1. Kickstarter Campaigns
From product development, vendor management, and social media outreach, managing a kickstarter campaign is a terrific way to experience the key operations of running a business. Have a cool idea you think people might want to support and buy? Gather some friends, get to the drawing board, and create a brand new product idea. Who knows! If your product takes off, you might have the luxury of running a successful business in college. Check out some great resource on how to start your Kickstarter campaign below:

2. Client Services
Have a skill in photography, tutoring, art, or video editing? Use them! Become a wedding photographer, start a math tutoring business, sell your art, create your own videos, or even work as a professional video editor! The recent phenomenon of the “gig economy” has made the marketing and distribution of skills much easier in the past years and students can certainly take advantage of it!
3. Entertainment
I’ve known students to throw warehouse parties to the tune of hundreds of guests, become a successful Soundcloud and Spotify artists, and even run indie art installations in their local communities. Like to have fun? Try getting some marketing and project management experience out of it!
4. eBay, Amazon, and Etsy
Probably the most straight forward thing you can do - why not sell something? There are plenty of ways to make money on online. Whether you’re managing a small dumpster diving operation, watch selling business, or large scale drop shipping operation, students have been selling online for years. Have an itch to get crafting? Why not start selling your handmade jewelry, clothing, and art on Etsy? I’ve had a student sell thousands of handcrafted items on Etsy and grow quite a following.



Story time - My personal experience with "starting my own thing"
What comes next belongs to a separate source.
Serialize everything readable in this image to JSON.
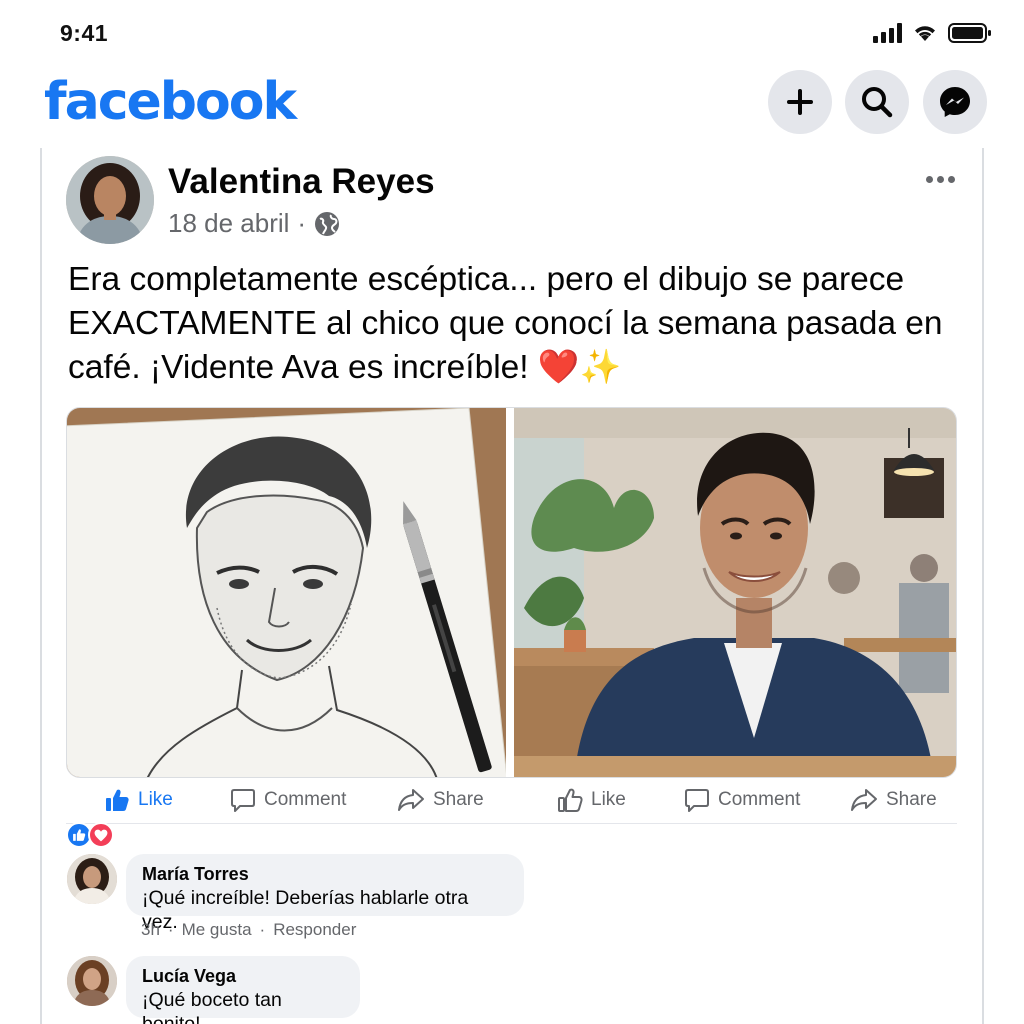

During my first year at SMC, I was a huge gamer and got very involved with a video game called Hearthstone. While living in LA, I ran local Hearthstone gaming tournaments where local players would come down, hang out, and play some competitive Hearthstone. After posting an invitation for our community tournament on Reddit, I was contacted by a producer of an eSports streaming studio in Hollywood to see if we’d be interested in broadcasting our “tournament finals” live for a TwitchTV stream. The stream turned out to be successful and we worked with the studio for a couple years on various eSports shows, sponsored tournaments for streaming companies, and did tons of other work with players and organizations in the eSports scene under the organization name, Koreatown eSports. I think the takeaway here is while you’re in college, you should spend the time to start something – anything! No matter how benign or silly the activity is, as long as you have an online presence and tell people about what you’re doing… someone will see it. What comes next is all you. During college applications and interviews for various internships and full time employment, I’ve always referenced my experience managing Koreatown eSports as a major talking point.